The Yankees and Indians ended up flipping scripts from 1996 to 1997.  In 1996, the Indians had the better record; they lost in the Division Series; and the Yankees won the World Series.  Then, in 1997, the Yankees had the better record; they lost in the Division Series; and the Indians went to the World Series (losing to the Marlins in extra innings in Game 7).

Image result for yankees indians 1997

Fast forward 10 years to another Yankees/Indians ALDS.  Needless to say, Mariano had gotten over the 1997 blown save and had dominated over the next nine postseasons.  In 2007, the Yankees entered their 13th consecutive postseason, having reached 6 World Series and won 4 championships over the first 12 appearances.  That said, the Yankees hadn’t reached the World Series since 2003 and hadn’t won a championship since 2000.  Furthermore, the Yankees had lost in the 2005 and 2006 ALDS to the Angels and Tigers, respectively.  On the other side, the Indians were in the playoffs for the first time since 2001.  In 2007, all four AL playoff teams (including the Red Sox and Angels) had won between 94 and 96 games, so the Indians and Yankees were roughly equals.  However, with the Yankees being the Wild Card, the Indians had homefield advantage.  The Yankees were led by Alex Rodriguez and his otherworldly .314 BA/54 homers/156 RBI stat line.  However, he had underperformed in his previous two ALDS and the 2004 ALCS, so he faced a lot of pressure entering the 2007 ALDS.
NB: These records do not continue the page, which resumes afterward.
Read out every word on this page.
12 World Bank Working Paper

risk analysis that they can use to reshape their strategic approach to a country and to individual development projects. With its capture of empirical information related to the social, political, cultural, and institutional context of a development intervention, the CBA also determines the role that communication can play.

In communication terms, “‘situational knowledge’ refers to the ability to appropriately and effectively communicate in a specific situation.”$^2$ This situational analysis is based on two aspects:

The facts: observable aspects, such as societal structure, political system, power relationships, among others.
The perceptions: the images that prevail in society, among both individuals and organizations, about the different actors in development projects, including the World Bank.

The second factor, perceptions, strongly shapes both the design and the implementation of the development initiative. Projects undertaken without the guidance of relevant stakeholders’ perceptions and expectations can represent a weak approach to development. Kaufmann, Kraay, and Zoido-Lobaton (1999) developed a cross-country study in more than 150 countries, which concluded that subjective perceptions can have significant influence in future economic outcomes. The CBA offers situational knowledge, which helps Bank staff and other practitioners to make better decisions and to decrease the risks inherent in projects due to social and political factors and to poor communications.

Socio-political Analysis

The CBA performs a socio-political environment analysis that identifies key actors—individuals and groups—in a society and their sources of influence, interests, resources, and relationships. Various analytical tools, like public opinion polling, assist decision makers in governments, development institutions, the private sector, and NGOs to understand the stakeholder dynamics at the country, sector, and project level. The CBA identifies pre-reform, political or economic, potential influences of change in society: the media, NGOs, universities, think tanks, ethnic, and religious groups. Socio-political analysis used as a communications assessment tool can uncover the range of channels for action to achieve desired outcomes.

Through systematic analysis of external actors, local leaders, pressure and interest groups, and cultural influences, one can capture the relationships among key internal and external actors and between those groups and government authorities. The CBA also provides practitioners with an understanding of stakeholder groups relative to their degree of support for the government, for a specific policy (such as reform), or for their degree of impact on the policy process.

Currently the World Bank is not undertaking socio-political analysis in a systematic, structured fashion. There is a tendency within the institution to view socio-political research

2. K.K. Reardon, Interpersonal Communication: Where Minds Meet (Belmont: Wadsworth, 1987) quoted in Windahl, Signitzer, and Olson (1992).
What happened in Game 1?  The Indians lit up Chien-Mien Wang for a 12-3 win, with CC Sabathia being the Indians’ pitcher of record.  A-Rod went 0-2 with 2 walks, for what it’s worth.  The next night was the big one though.  That is why I am writing this article.  On October 5, 2007; the Indians won Game 2 2-1 in 11 innings.  This game is memorable for the reason of Joba Chamberlain and midges.  Joba had burst onto the scene in 2007 and had thrown 24 innings with a 0.38 ERA in the regular season.  “Joba Rules” were in effect, as the Yankees limited his innings so that they could protect his arm for a potentially long and prosperous career as a starter.  Of course, this “long and prosperous career” didn’t pan out at all, but Yankees fans felt great when Joba entered that game in Cleveland in the 7th inning with a 1-0 lead.  They continued to feel great after Joba pitched well in the 7th.  However, Yankees fans could not have expected what would await Joba in the 8th inning.  A huge swarm of midges came in off Lake Erie and threw Joba off his game.  Joba allowed the Indians to tie the game, and the Indians would win it in the 9th inning.  While the Yankees ultimately won Game 3 at Yankee Stadium, the Indians won Game 4 there to clinch the series.  The Yankees went home; Joba’s career went downhill; and the Indians went on to lose to the Red Sox in 7 in the ALCS.

Moral of the story: on October 5, _ _ _ 7: Big things always happen for the Indians against the Yankees.  Let’s see what happens tonight.